Esau said, “Is he not rightly named Jacob? For he has cheated me these two times. He took away my birthright, and behold, now he has taken away my blessing.” — Genesis 27:36
This verse leapt out at me today. How often do we blame others for our own foolishness? Esau isn’t entirely honest here, with himself or his father. Okay, here in chapter 27 Jacob very clearly did cheat Esau out of his blessing. (There are so many lessons on what not to do and failures in faith and lack of trust in God throughout this chapter.) But I don’t think Jacob took away Esau’s birthright in the same way.

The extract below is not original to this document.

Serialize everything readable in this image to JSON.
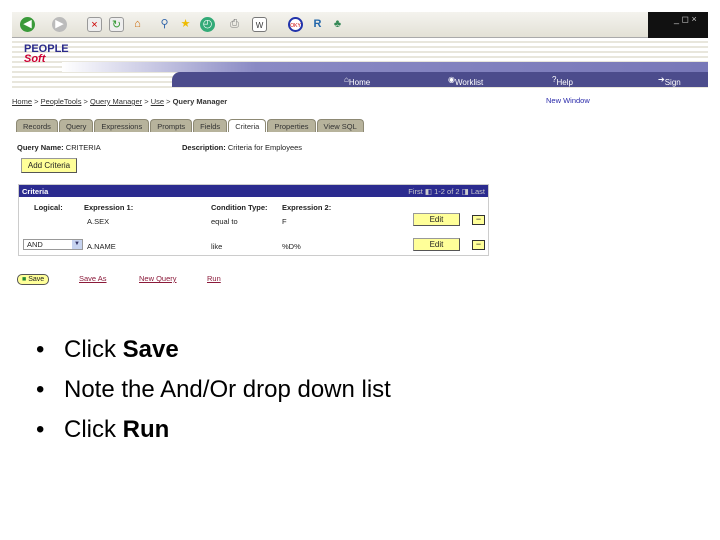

That story is told just a couple chapters earlier in Genesis 25:29-34. Esau comes home after an unproductive day of hunting. He’s hungry. He asks Jacob for some stew. Jacob agrees to give him some in exchange for his birthright. Esau sells his birthright to Jacob for a bowl of stew. Verse 34 says, “Thus Esau despised his birthright”.
Yea, Jacob was being a jackass, but he didn’t trick his brother here. Esau says in verse 32, ““I am about to die; of what use is a birthright to me?” I think he’s exaggerating here, as we all do, to express how hungry he feels. Even so, it would be incredibly foolish for me to trade my inheritance (if there were any) to my sister in exchange for a Double-Double with fries and a coke.
No, Jacob didn’t take away Esau’s birthright. Esau despised it and sold it for a meal. Yea, the second time around Jacob stole the blessing. But Esau ought to have owned up to his own failures. I guess the lesson I took from this was to make sure I get the log out of my own eye when I feel I’ve been wronged. I need to spend more time in reflection and mediation, to listen to the Holy Spirit reveal to me what I’ve yet to give over to His control. In short, I need to focus.